Rechte Gespenster in Anmarsch!

Freitag, 13. Mai 2011
(Sächsische Zeitung)

Rechte Gespenster im Anmarsch?

Von Nicole Preuß

Bei Aufmärschen wie in Bautzen arbeiten Rechtsextreme aus Sachsen und Brandenburg eng zusammen. Sozialarbeiter befürchten eine Verlagerung der Szene in die Oberlausitz.

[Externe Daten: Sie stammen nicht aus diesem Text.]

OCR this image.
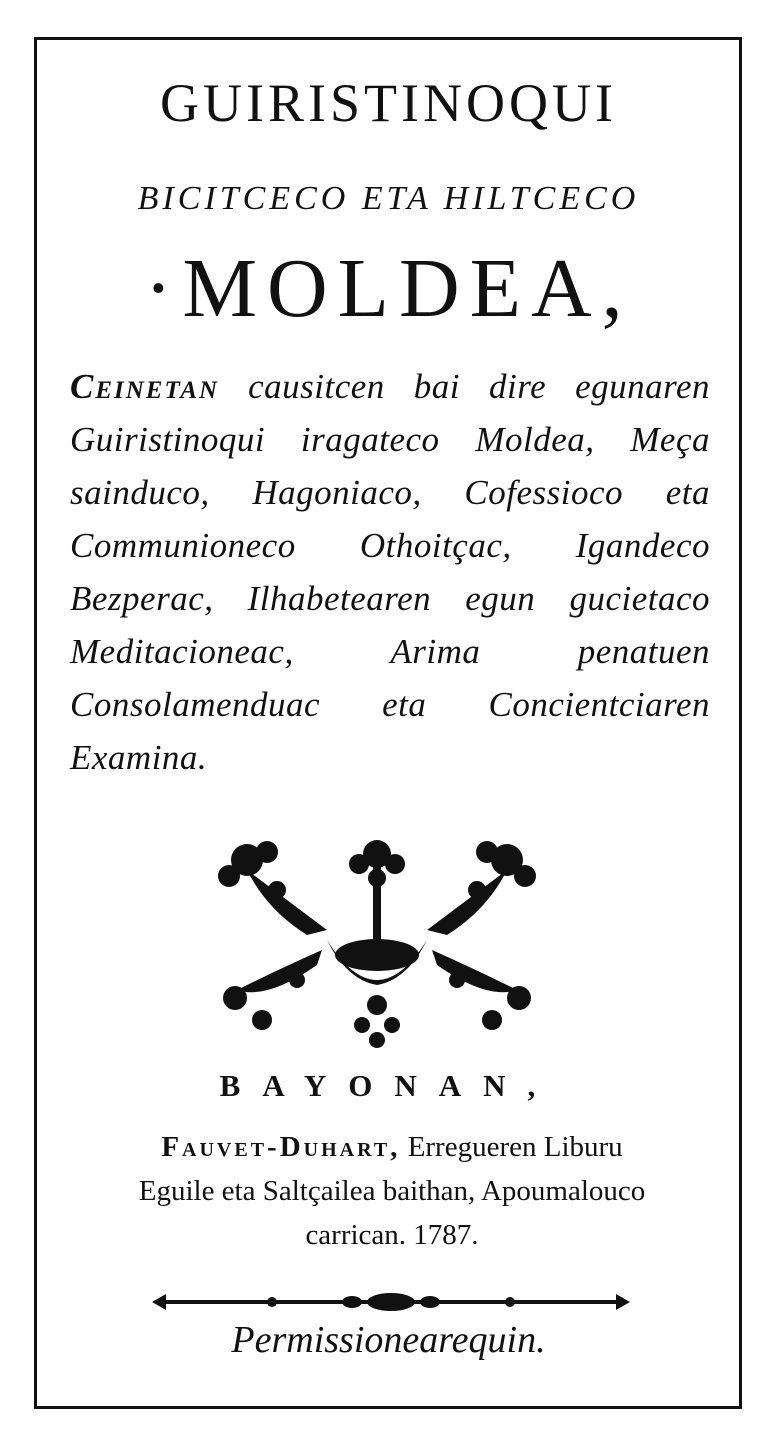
GUIRISTINOQUI
BICITCECO ETA HILTCECO
·MOLDEA,
Ceinetan causitcen bai dire egunaren Guiristinoqui iragateco Moldea, Meça sainduco, Hagoniaco, Cofessioco eta Communioneco Othoitçac, Igandeco Bezperac, Ilhabetearen egun gucietaco Meditacioneac, Arima penatuen Consolamenduac eta Concientciaren Examina.
BAYONAN,
Fauvet-Duhart, Erregueren Liburu
Eguile eta Saltçailea baithan, Apoumalouco
carrican. 1787.
Permissionearequin.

Es ist eine gespenstische Szene – Hunderte Gestalten in dunkler Kleidung marschieren durch die Bautzener Innenstadt. Die Demonstranten tragen weiße Masken, sie halten Fackeln in die Höhe. Das flackerden Licht fällt auf Schaufenster und Geschäfte, die jeder Bautzener aus dem Alltag kennt. Es ist die Nacht zum 1. Mai.

Was die jungen Männer rufen kann man nicht verstehen. Denn das Video, aus dem diese Bilder stammen, ist mit aufpeitschender Musik unterlegt. Verbreitet wird der Film von einer Gruppierung namens Spreelichter, die der Verfassungschutz zur Neonaziszene in Südbrandenburg zählt. Tausendfach wurde er in den vergangenen Tagen im Internet aufgerufen. Viele Bautzener Fragen sich seither, warum ausgerechnet ihre Stadt zum Schauplatz des Aufmarsches wurde und welche Rolle Bautzener Neonazis bei der Aktion spielten.

Warum kamen die Neonazis gerade nach Bautzen?

Fest steht, dass auch Bautzener Neonazis beim Fackelumzug dabei waren. Das hat die Polizei bei ihren Kontrollen nach der Demonstration festgestellt. Die einheimischen Rechten legten vermutlich die Route fest und bestimmten, wo Kameras stehen. Die Verbindungen zwischen sächsischen und brandenburgischen Rechtsextremisten bestehen allerdings schon seit längerem. Laut Verfassungsschutz organisierten Neonazis aus beiden Ländern zum Beispiel vor fast genau einem Jahr, am 1. Mai, einen Umzug in Hoyerswerda. Laut Verfassungsschutz gibt es enge Verbindungen zwischen sächsischen und brandenburgischen Rechtsextremisten.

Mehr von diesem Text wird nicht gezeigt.